Even though the barking had stopped, the cats in the cafeteria had definitely not stopped freaking. There was so much hissing around us, it sounded like air escaping from a punctured inner tube.

"You see, James, this was what I was trying to explain to you earlier," Dragon Lankford said as he stared, frowning, down at the dog. "The animal just won't work at this House of Night."

"It's Stark, not James," the kid said. "And like I was trying to explain to you earlier--the dog has to stay with me. It's just the way it is. If you want me--you get her, too."

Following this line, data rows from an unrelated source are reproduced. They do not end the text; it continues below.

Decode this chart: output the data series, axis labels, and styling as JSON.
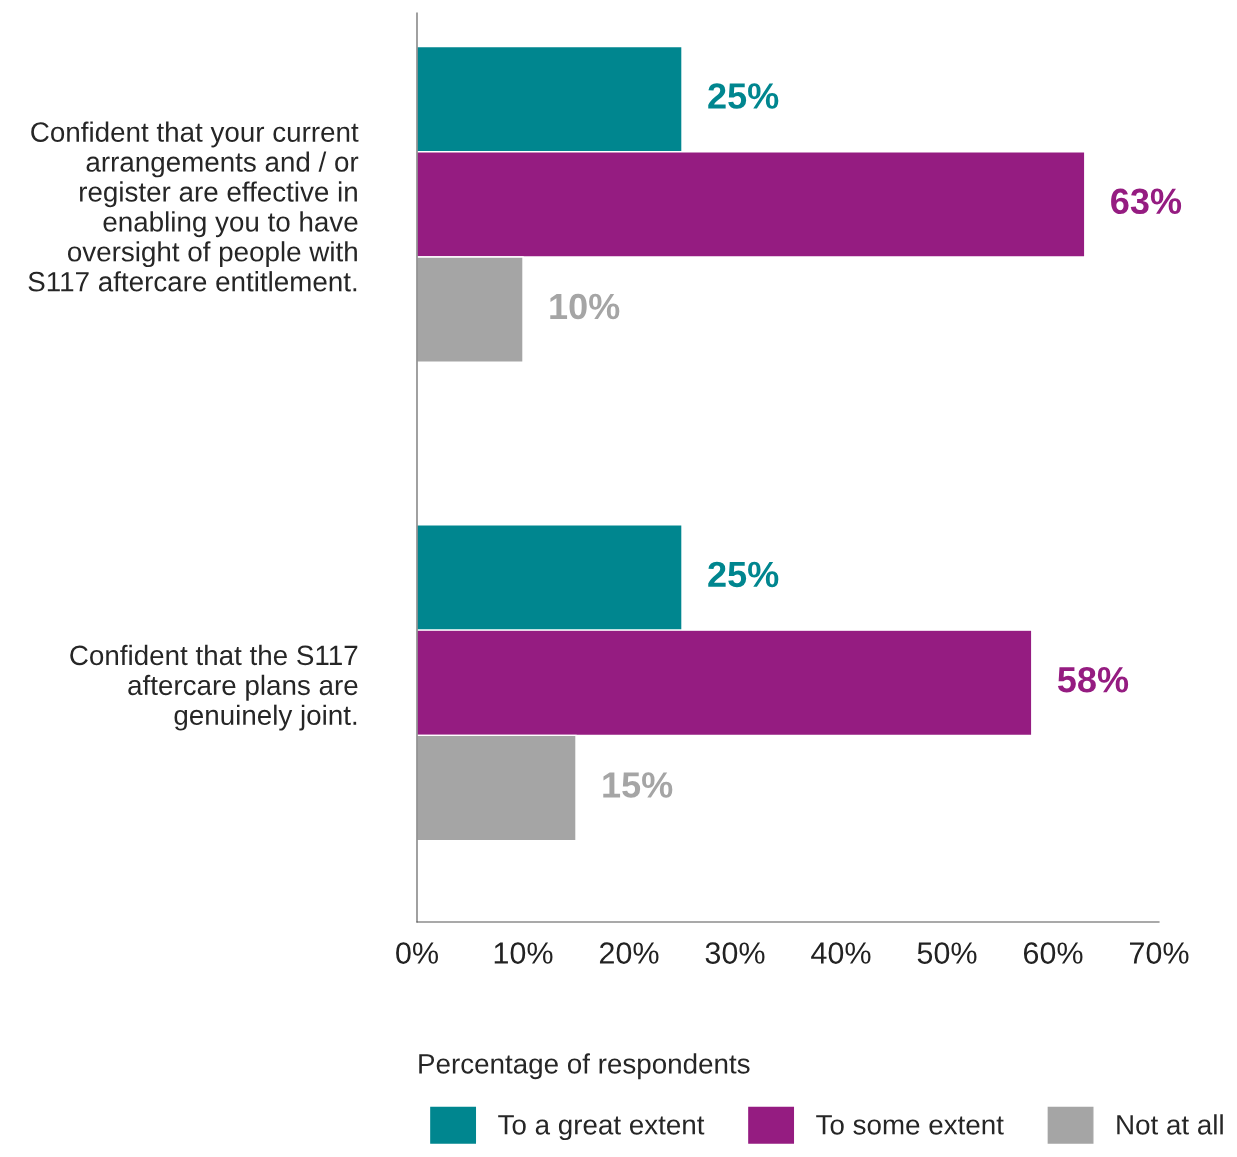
{
  "chart_data": {
    "type": "bar",
    "orientation": "horizontal",
    "categories": [
      "Confident that your current\narrangements and / or\nregister are effective in\nenabling you to have\noversight of people with\nS117 aftercare entitlement.",
      "Confident that the S117\naftercare plans are\ngenuinely joint."
    ],
    "series": [
      {
        "name": "To a great extent",
        "color": "#00868f",
        "values": [
          25,
          25
        ],
        "value_labels": [
          "25%",
          "25%"
        ]
      },
      {
        "name": "To some extent",
        "color": "#951c81",
        "values": [
          63,
          58
        ],
        "value_labels": [
          "63%",
          "58%"
        ]
      },
      {
        "name": "Not at all",
        "color": "#a5a5a5",
        "values": [
          10,
          15
        ],
        "value_labels": [
          "10%",
          "15%"
        ]
      }
    ],
    "xlabel": "Percentage of respondents",
    "xlim": [
      0,
      70
    ],
    "xticks": [
      {
        "value": 0,
        "label": "0%"
      },
      {
        "value": 10,
        "label": "10%"
      },
      {
        "value": 20,
        "label": "20%"
      },
      {
        "value": 30,
        "label": "30%"
      },
      {
        "value": 40,
        "label": "40%"
      },
      {
        "value": 50,
        "label": "50%"
      },
      {
        "value": 60,
        "label": "60%"
      },
      {
        "value": 70,
        "label": "70%"
      }
    ],
    "grid": false,
    "legend": "bottom"
  }
}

I decided that the new dog kid had an unusual way about him. It wasn't like he was being openly rude or disrespectful to Dragon, but he also wasn't speaking to him with the respect, and sometimes outright fear, with which the vast majority of newly Marked fledglings spoke to vampyres. I checked out the front of his vintage Pink Floyd T-shirt. No class insignia there, so I didn't have a clue what year he was and how long he'd been Marked. "Stark," Lenobia was saying, obviously trying to reason with the kid, "it's just not possible to integrate a dog into this campus. You can see how much he's upsetting the cats."